Thank you for that! I'm thinking of something else though, that you could do this entire migration as a dry run, and only rename over to the master branch once we've proven that things like continuous integration still work. Luckily, I think that for this repo it's fine because we never need it "bare", it's only a submodule in production so we can simply skip over any corrupted commits.
The phabricator repos themselves are broken:
amsa@C235:~$ git clone http://phabricator.wikimedia.org/source/editquality.git editquality-phab Cloning into 'editquality-phab'... warning: redirecting to https://phabricator.wikimedia.org/source/editquality.git/ remote: Counting objects: 3744, done. remote: Compressing objects: 100% (2644/2644), done. remote: Total 3744 (delta 1909), reused 2716 (delta 1054) Receiving objects: 100% (3744/3744), 3.77 MiB | 6.34 MiB/s, done. Resolving deltas: 100% (1909/1909), done. Downloading models/arwiki.damaging.gradient_boosting.model (378 KB) Error downloading object: models/arwiki.damaging.gradient_boosting.model (c1f9cb0): Smudge error: Error downloading models/arwiki.damaging.gradient_boosting.model (c1f9cb02bac12da3a421ee146c34a9fe7fa89a4993cd471d2f9bbd0ce977719d): batch response: Authorization error: http://phabricator.wikimedia.org/source/editquality.git/info/lfs/objects/batch Check that you have proper access to the repository Errors logged to /home/amsa/editquality-phab/.git/lfs/logs/20180906T173459.087885996.log Use `git lfs logs last` to view the log. error: external filter 'git-lfs filter-process' failed fatal: models/arwiki.damaging.gradient_boosting.model: smudge filter lfs failed warning: Clone succeeded, but checkout failed.
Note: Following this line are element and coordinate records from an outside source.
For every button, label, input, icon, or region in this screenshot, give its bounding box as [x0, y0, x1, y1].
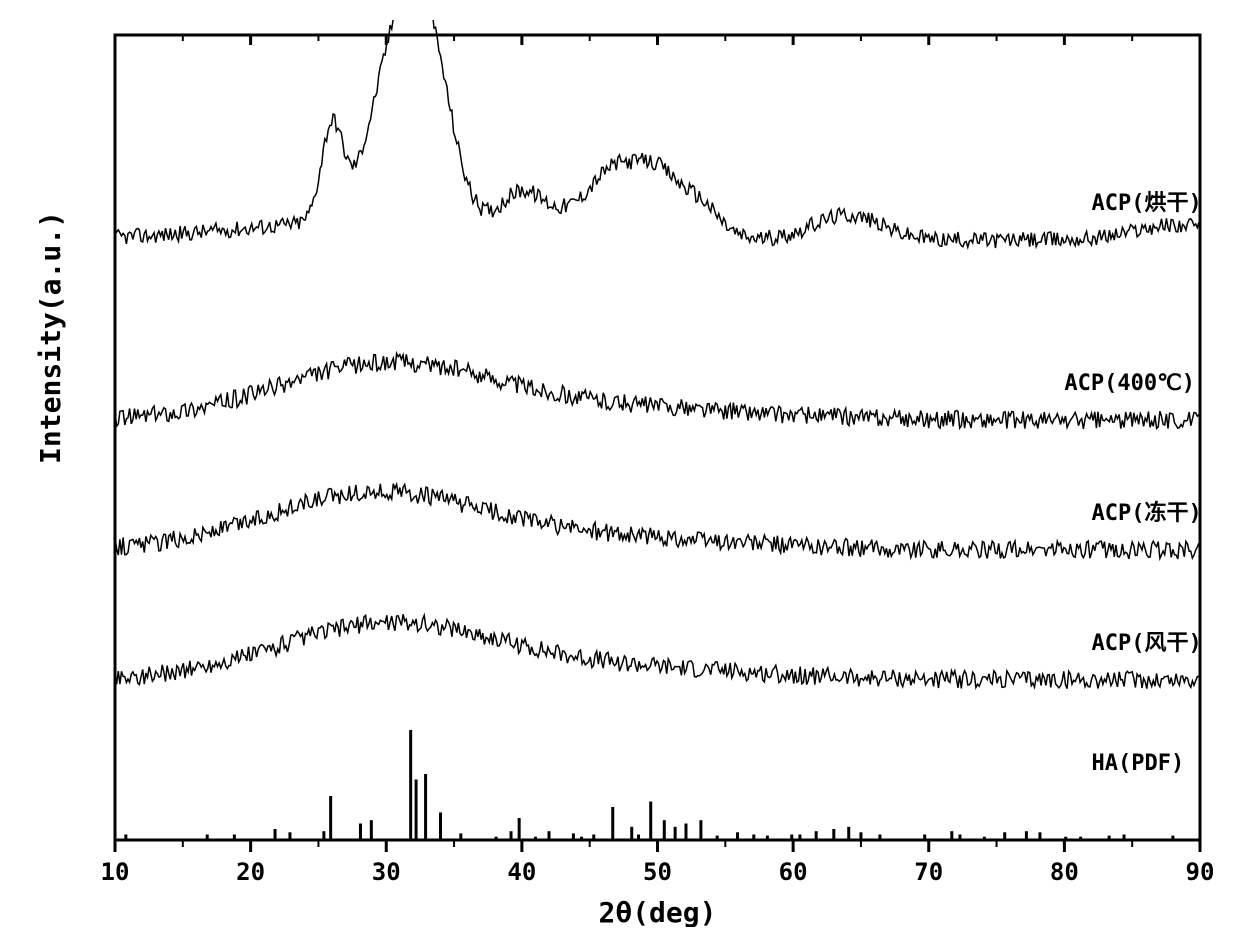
label-ha_pdf: HA(PDF) [1092, 751, 1185, 776]
label-acp_mid2: ACP(冻干) [1092, 500, 1202, 526]
x-tick-label: 50 [643, 858, 672, 886]
label-acp_400c: ACP(400℃) [1064, 371, 1195, 396]
x-tick-label: 20 [236, 858, 265, 886]
trace-acp_top [115, 20, 1199, 248]
chart-svg: 10 20 30 40 50 60 70 80 90 2θ(deg) Intensity(a.u.)… [20, 20, 1219, 927]
label-acp_bottom: ACP(风干) [1092, 631, 1202, 656]
trace-acp_bottom [115, 614, 1199, 688]
x-tick-label: 70 [914, 858, 943, 886]
x-tick-label: 60 [779, 858, 808, 886]
trace-acp_400c [115, 353, 1199, 429]
x-axis-label: 2θ(deg) [598, 896, 716, 927]
x-tick-label: 10 [101, 858, 130, 886]
x-tick-label: 90 [1186, 858, 1215, 886]
label-acp_top: ACP(烘干) [1092, 191, 1202, 216]
x-tick-label: 80 [1050, 858, 1079, 886]
plot-frame [115, 35, 1200, 840]
xrd-chart: 10 20 30 40 50 60 70 80 90 2θ(deg) Intensity(a.u.)… [20, 20, 1219, 927]
trace-acp_mid2 [115, 484, 1199, 559]
x-tick-label: 40 [507, 858, 536, 886]
y-axis-label: Intensity(a.u.) [34, 211, 67, 464]
x-tick-label: 30 [372, 858, 401, 886]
You can inspect what was checked out with 'git status' and retry the checkout with 'git checkout -f HEAD'
Phabricator doesn't have proper git-lfs support and I've been told not to put any resources into phabricator's git hosting infrastructure. I want to express my exasperation at this situation. I don't like it really at all. Unfortunately it simply isn't a priority and gerrit is apparently our only officially supported git service for now.